Como é o ambiente dentro da Citroën?
Em tenho 13 anos de empresa e nunca senti um ambiente tão pesado, de tanta preocupação como o que se vive no momento. O nosso trabalho e o nosso empenhamento têm sido exclusivamente de esclarecer as pessoas, porque não havendo conhecimento das coisas pode proporcionar-se um ambiente muito mais negativo. Deve-se falar verdade, é muito melhor receberem uma notícia má na hora pelas pessoas que estão a abordá-lo do que depois saberem que essa situação foi escondida. Queremos falar verdade aos trabalhadores.
O lay-off é o pior momento destes últimos tempos?
É mais um momento mau, muito mau. Nós consideramos uma machadada quase final porque afecta em grande escala a sustentabilidade do trabalhador e da sua família e é grave, quando existiam outras possibilidades de se controlar o problema.
Como por exemplo?
O plano de apoio ao sector automóvel.
Não vos passava pela cabeça que a empresa iria começar a não renovar contratos?
Qualquer trabalhador que vê a abertura dos telejornais com aquele notícia [em Dezembro] e onde vê o director geral da empresa Peugeot Citroën fica ansioso mas, ao mesmo tempo, sente-se numa situação um pouco mais confortável, sentindo que havia um projecto para segurar algum tipo de situação.
A empresa ainda tem possibilidade de vir a aderir ao plano de apoio ao sector?

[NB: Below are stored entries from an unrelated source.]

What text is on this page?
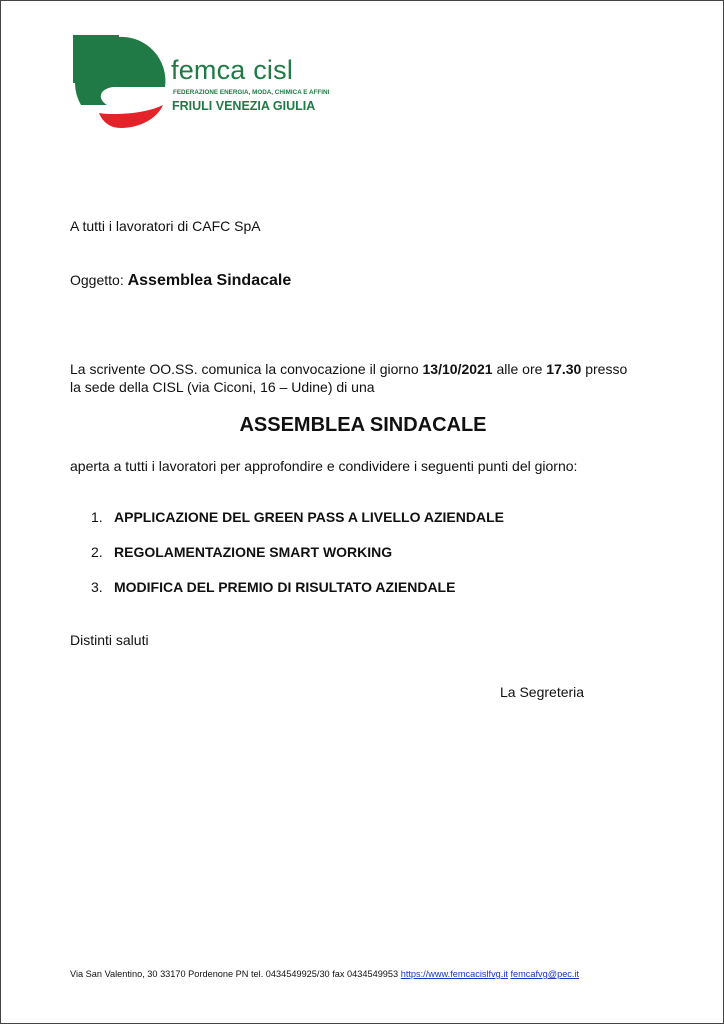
femca cisl
FEDERAZIONE ENERGIA, MODA, CHIMICA E AFFINI
FRIULI VENEZIA GIULIA
A tutti i lavoratori di CAFC SpA
Oggetto: Assemblea Sindacale
La scrivente OO.SS. comunica la convocazione il giorno 13/10/2021 alle ore 17.30 presso
la sede della CISL (via Ciconi, 16 – Udine) di una
ASSEMBLEA SINDACALE
aperta a tutti i lavoratori per approfondire e condividere i seguenti punti del giorno:
1. APPLICAZIONE DEL GREEN PASS A LIVELLO AZIENDALE
2. REGOLAMENTAZIONE SMART WORKING
3. MODIFICA DEL PREMIO DI RISULTATO AZIENDALE
Distinti saluti
La Segreteria
Via San Valentino, 30 33170 Pordenone PN tel. 0434549925/30 fax 0434549953 https://www.femcacislfvg.it femcafvg@pec.it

Aquilo que o Ministério [do Trabalho] nos transmite e o que a empresa transmite, há algum tipo de divergência. Inicialmente o que nos era transmitido pela administração era que estavam disponíveis para avançar para um plano, mas que o ministério rejeitou. Aquilo que foi dito pelo senhor ministro do Trabalho foi que a Citroën nunca tinha apresentado nenhuma candidatura, daí termos solicitado o agendamento de uma reunião ao senhor ministro e à empresa, para perceber quem tinha razão.
E?
Foi-nos transmitido pelo Ministério do Trabalho que a empresa não efectuou nenhuma candidatura e usaram o termo que não podem obrigar a empresa a candidatar-se a este plano. A empresa enveredou por outro caminho que, na nossa opinião, é prejudicial única a exclusivamente para os trabalhadores, que resolve a questão da empresa e que a segurança social nem sequer vai ser envolvida porque os dias de paragens estipulados levam a que não haja essa necessidade (lay-off).

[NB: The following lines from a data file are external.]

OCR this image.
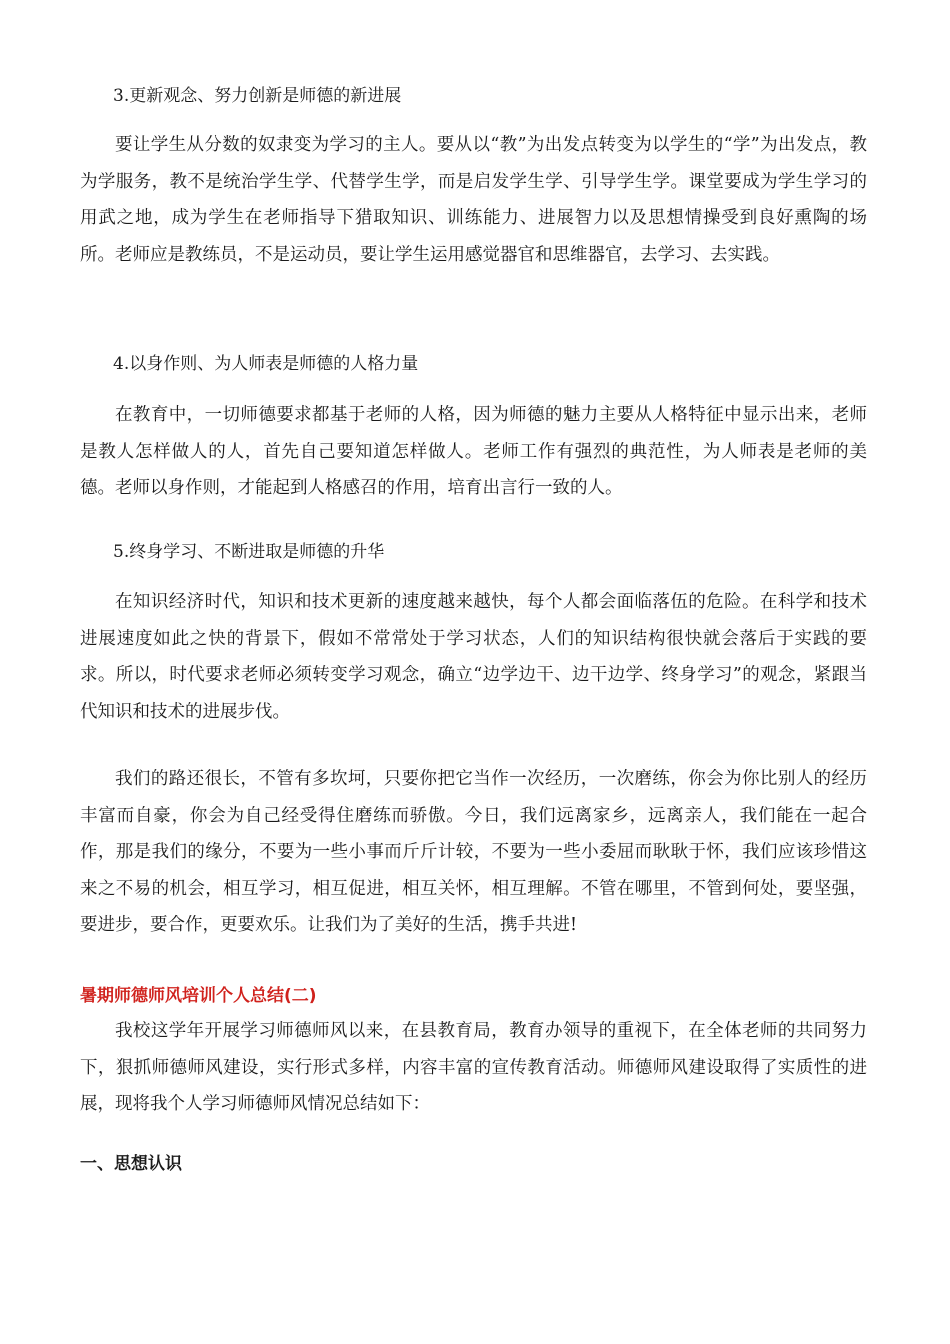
3.更新观念、努力创新是师德的新进展

要让学生从分数的奴隶变为学习的主人。要从以“教”为出发点转变为以学生的“学”为出发点，教为学服务，教不是统治学生学、代替学生学，而是启发学生学、引导学生学。课堂要成为学生学习的用武之地，成为学生在老师指导下猎取知识、训练能力、进展智力以及思想情操受到良好熏陶的场所。老师应是教练员，不是运动员，要让学生运用感觉器官和思维器官，去学习、去实践。

4.以身作则、为人师表是师德的人格力量

在教育中，一切师德要求都基于老师的人格，因为师德的魅力主要从人格特征中显示出来，老师是教人怎样做人的人，首先自己要知道怎样做人。老师工作有强烈的典范性，为人师表是老师的美德。老师以身作则，才能起到人格感召的作用，培育出言行一致的人。

5.终身学习、不断进取是师德的升华

在知识经济时代，知识和技术更新的速度越来越快，每个人都会面临落伍的危险。在科学和技术进展速度如此之快的背景下，假如不常常处于学习状态，人们的知识结构很快就会落后于实践的要求。所以，时代要求老师必须转变学习观念，确立“边学边干、边干边学、终身学习”的观念，紧跟当代知识和技术的进展步伐。

我们的路还很长，不管有多坎坷，只要你把它当作一次经历，一次磨练，你会为你比别人的经历丰富而自豪，你会为自己经受得住磨练而骄傲。今日，我们远离家乡，远离亲人，我们能在一起合作，那是我们的缘分，不要为一些小事而斤斤计较，不要为一些小委屈而耿耿于怀，我们应该珍惜这来之不易的机会，相互学习，相互促进，相互关怀，相互理解。不管在哪里，不管到何处，要坚强，要进步，要合作，更要欢乐。让我们为了美好的生活，携手共进!

暑期师德师风培训个人总结(二)

我校这学年开展学习师德师风以来，在县教育局，教育办领导的重视下，在全体老师的共同努力下，狠抓师德师风建设，实行形式多样，内容丰富的宣传教育活动。师德师风建设取得了实质性的进展，现将我个人学习师德师风情况总结如下：

一、思想认识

O que respondeu a empresa?
Confirmou que nunca avançou com uma candidatura porque a empresa não garantia os requisitos e nós deduzimos que fosse a situação de ter avançado para uma redução do quadro de pessoal.

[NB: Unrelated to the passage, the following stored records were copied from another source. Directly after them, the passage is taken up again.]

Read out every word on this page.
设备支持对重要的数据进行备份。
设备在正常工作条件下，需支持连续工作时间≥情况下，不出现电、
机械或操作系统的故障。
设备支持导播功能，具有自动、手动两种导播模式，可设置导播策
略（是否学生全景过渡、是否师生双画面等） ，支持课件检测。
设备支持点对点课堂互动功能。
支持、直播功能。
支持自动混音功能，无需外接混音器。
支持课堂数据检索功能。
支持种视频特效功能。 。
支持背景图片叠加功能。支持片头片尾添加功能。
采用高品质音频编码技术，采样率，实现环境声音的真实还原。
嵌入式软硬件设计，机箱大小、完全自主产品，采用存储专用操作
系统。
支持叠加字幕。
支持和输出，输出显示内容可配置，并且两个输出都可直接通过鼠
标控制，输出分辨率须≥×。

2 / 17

O vosso parecer negativo ao lay-off assenta em quê?
O lay-off é uma medida que devia ser usada em situação extremas e hoje em dia é usado de forma banal. O trabalhador só tem a garantia de dois terços do salário e, segundo a garantia de parar em Maio cinco dias, quem paga é o trabalhador. Um trabalhador com 600 euros de salário, nos cinco dias que não esta a trabalhar é-lhe descontado cerca de 140 euros. No final do mês a renovação é de 460 euros que depois irá efectuar descontos sobre este valor. Estes 460 euros estão acima do salário mínimo, logo vai ser ele a assumir esta responsabilidade, o Estado só intervinha se o trabalhador ficasse abaixo dos dois terços do salário mínimo obrigatório. O trabalhador, se parar cinco dias por mês, durante estes seis meses, que tenha uma redução salarial de 200 euros, vai ter 1200 euros de penalização.
"Somos mais uns a ir apelar ao Ministério"
O apoio das entidades fez-se sentir?
Sentimos que não houve apoio, solidariedade e reconhecimento a estes trabalhadores. Ainda este fim-de-semana me cruzei com um trabalhador que saiu há algum tempo e ele disse-me: "ando aqui perdido, sou um profissional [porque é especializado] mas não tenho emprego, continuo a ser um refém destas políticas".
Como foram recebidos no Ministério do Trabalho?
Fomos muito bem recebidos, mas sentimos que somos mais uns a ir apelar ao ministério.
A garantia que chega através dos deputados e dos autarcas, de que a empresa não vai fechar, chega para a Comissão de Trabalhadores?
Não. A expectativa que sentimos também é essa, é confortável ouvirmos, mas temos um presente muito negro e é neste problema [lay-off] que está para ser implementado, que necessitamos da intervenção das pessoas [deputados] que, sendo eleitas pelo distrito, têm responsabilidades acrescidas.
"O Governo devia olhar para a Citroën como uma situação extrema"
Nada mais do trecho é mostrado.